其实她是知道的,自敬茶那日罚她去跪雪地,抄家训,后来还有.....
思及此,她敛下暗淡的眸子,这短短的时日好像一直都给他添麻烦......
许明奚余光看了他一眼,收回黯然的神色,将托盘交到袁青木手上,说道:“今日我没有煮茶,做了些安神汤,就有劳袁统领交给将军,我就不多加打扰了。”
说着,她便颔首一下,信步而去。
“诶!夫......”袁青木见她已然走远,只好作罢,讷讷地看向这散着袅袅热气的茶汤,倒映着他的面容。
离开祠堂后,许明奚走在回去的路上,低头思索着,耷拉下脑袋。
却见几个侍女嬷嬷走到她面前,其中领头的就是沈老夫人跟前的嬷嬷。
她依旧是皮笑肉不笑地,上前福了福身子,说道:“夫人,老夫人邀您到暖阁一叙。”
许明奚下意识地后退一步,竟是没来由的紧张,可安定下来,眸光一亮,问道:“那嬷嬷,请问四婶婶是不是也在暖阁?”

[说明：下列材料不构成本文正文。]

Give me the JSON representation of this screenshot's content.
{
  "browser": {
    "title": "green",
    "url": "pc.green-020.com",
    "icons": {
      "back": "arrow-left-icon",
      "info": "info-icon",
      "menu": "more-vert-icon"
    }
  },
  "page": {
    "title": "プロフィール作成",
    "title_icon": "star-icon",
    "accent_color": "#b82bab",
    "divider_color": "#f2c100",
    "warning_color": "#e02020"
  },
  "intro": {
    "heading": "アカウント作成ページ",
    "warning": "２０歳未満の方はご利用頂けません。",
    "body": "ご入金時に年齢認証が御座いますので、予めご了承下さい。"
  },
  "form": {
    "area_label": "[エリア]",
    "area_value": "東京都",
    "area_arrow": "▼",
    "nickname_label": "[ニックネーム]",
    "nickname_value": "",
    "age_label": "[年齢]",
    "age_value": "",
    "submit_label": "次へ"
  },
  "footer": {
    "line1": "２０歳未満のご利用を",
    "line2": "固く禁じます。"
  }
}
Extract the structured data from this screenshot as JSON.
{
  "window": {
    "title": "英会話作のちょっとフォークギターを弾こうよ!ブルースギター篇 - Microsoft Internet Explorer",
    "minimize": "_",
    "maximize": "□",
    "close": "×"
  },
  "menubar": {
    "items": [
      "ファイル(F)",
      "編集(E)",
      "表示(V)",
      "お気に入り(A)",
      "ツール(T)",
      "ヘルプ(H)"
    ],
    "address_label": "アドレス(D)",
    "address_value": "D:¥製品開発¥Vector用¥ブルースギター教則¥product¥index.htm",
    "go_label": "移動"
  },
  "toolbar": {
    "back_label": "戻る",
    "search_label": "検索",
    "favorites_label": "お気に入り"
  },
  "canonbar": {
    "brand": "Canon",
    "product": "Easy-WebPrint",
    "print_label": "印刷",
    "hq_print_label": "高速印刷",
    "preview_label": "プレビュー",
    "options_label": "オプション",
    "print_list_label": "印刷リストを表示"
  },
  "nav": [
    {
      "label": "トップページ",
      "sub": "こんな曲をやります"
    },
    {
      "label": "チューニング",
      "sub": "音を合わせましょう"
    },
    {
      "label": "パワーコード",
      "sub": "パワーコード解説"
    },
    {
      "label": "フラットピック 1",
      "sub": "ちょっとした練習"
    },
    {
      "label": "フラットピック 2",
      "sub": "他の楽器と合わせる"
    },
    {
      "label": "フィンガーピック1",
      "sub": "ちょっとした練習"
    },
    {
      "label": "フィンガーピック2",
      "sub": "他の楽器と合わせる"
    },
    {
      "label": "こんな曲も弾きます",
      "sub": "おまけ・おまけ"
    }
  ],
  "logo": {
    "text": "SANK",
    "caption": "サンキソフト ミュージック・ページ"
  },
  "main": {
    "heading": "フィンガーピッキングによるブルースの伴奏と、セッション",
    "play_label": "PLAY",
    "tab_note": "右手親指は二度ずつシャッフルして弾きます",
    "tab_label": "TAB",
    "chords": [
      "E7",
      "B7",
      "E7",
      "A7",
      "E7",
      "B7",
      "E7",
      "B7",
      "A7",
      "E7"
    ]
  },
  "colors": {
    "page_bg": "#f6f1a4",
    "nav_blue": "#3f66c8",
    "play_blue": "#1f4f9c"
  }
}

嬷嬷一愣,应道:“确是,这个时间主母应该和老夫人交待府内日常事务。”
“这样......”许明奚敛笑应着,“那劳烦嬷嬷带路了,孙媳这就去。”
作者有话说:
开始宅斗模式~
第36章 规矩
四房院子。
秦懿徳正焦急地来回踱步, 忧心忡忡,可见这几日都睡得不好,时而拿剪烛发泄,仍是忧思未解, 一挥长袖, 玲珑玉棋丁零当啷地掉落到地上, 散落四处, 只余微光散发着点点飘花。
身旁的李嬷嬷实在看不过眼了, 面容悲戚地道:“主母, 您就算着急生气也无济于事, 谁料到会半路杀出个许家那丫头。”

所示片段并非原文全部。